What I learned in my networking group: there’s a difference between being interested in something and being committed to it. I’m interested in knitting and crochet, but at the current point in time, I’m much more committed to my personal development. I’m more likely to set aside 15-30 minutes for self hypnosis or tapping. This goal, set back in the New Year when I was fresh off the buzz of knitting a Christmas stocking for my son, probably had more to do with my state of the mind at the time than anything else.

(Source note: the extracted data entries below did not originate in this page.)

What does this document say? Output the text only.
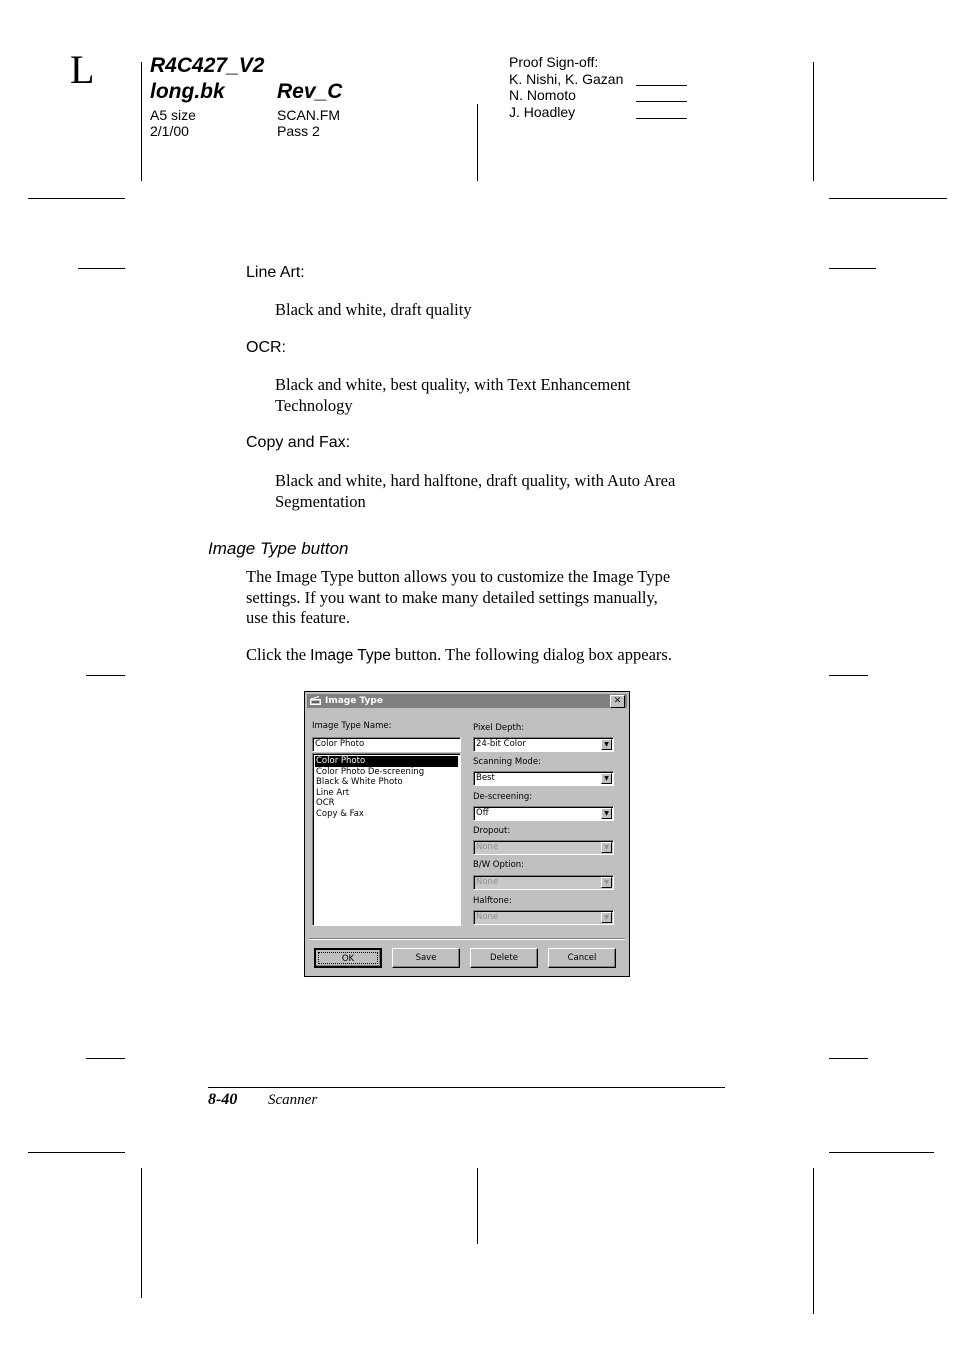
L	R4C427_V2
long.bk Rev_C
A5 size
2/1/00
SCAN.FM
Pass 2
Proof Sign-off:
K. Nishi, K. Gazan
N. Nomoto
J. Hoadley
Line Art:
Black and white, draft quality
OCR:
Black and white, best quality, with Text Enhancement
Technology
Copy and Fax:
Black and white, hard halftone, draft quality, with Auto Area
Segmentation
Image Type button
The Image Type button allows you to customize the Image Type
settings. If you want to make many detailed settings manually,
use this feature.
Click the Image Type button. The following dialog box appears.
Image Type	✕
Image Type Name:
Color Photo
Color Photo
Color Photo De-screening
Black & White Photo
Line Art
OCR
Copy & Fax
Pixel Depth:
24-bit Color	▼
Scanning Mode:
Best	▼
De-screening:
Off	▼
Dropout:
None	▼
B/W Option:
None	▼
Halftone:
None	▼
OK	Save	Delete	Cancel
8-40 Scanner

If there’s something on your goal list from January that doesn’t have current value in your life, or simply wasn’t achievable to begin with, feel free to cross it off or revise it.
Life changing goals
At least three of my incomplete goals fall under the same category: Finances. Two have to do with budgeting and saving money, and one has to do with making a final payment for a big family vacation next year. Interestingly, a fourth incomplete goal could impact those goals because it is a professional goal that I haven’t achieved yet.
As a subconscious behavioralist, I can see that all of my remaining goals for the year are connected. By taking certain steps I can improve my business, thus increasing my income, and allowing me to save more money, and do things like take nice vacations with my family. These seem like pretty worthy goals, so what’s the problem?
The problem is my comfort zone. Think of your success like a thermostat. You set it to a certain temperature, and then the system only kicks in when necessary to make it cooler or warmer. The same is true for your mind and your level of success. But many times our success thermostat was set years ago, perhaps even when we were a child.
My favorite tool for working with these types of blockages is EFT tapping. The cause of all negative emotions is a disruption in the body’s energy system. These energy disruptions cause anger, grief, stress, fear, and more. By tuning into a specific issue verbally while tapping on specific points on the body, we can clear these blockages.
Reviewing my 9 yet unfinished goals from 2019, I’ve decided to remove my two knitting goals. I may revisit them in the fourth quarter of the year, when the weather turns chilly.
That leaves me with 7 goals to conquer over the next six months (assuming I don’t set any new goals).
1. Review the goals in order of importance. “Meal plan all meals” doesn’t sound as important as writing four blog posts per month, but with a full time job and a family of nine to feed, taking the time to meal plan takes a lot of stress off by freeing my mind from thinking about what to make for dinner, as well as improving my budget by keeping food expenses in check.
2. Evaluate which goals will naturally fall into line when other goals are achieved. If I am meal planning all meals, then my health related goal will naturally be achieved.
3. Rate resistance to goals using a SUDS scale (Subjective Units of Distress) and see what emotional issues or triggers might be preventing me from achieving that goal, and use EFT accordingly to help clear that resistance
Program Yourself for Success
In the summertime, many business owners can become distracted. It’s easy to make excuses and stop pushing forward. By reviewing your success thus far, you can evaluate what changes need to be made. If you’ve invested in some personal development, you may have new ideas that you’d like to explore.
Take a quiet 15 minutes or so to imagine yourself one year in the future. Think about your personal relationships, your financial success, your business. Visualizing this future can help you gain clarity on what you could be doing now to make that future a reality.
PS: It’s also fun! Seeing yourself in the future enjoying a fulfilling relationship, thriving health, plenty of money, and loving your job is a great way to spend 15 minutes...far better than, say, reading this blog post….so get to it!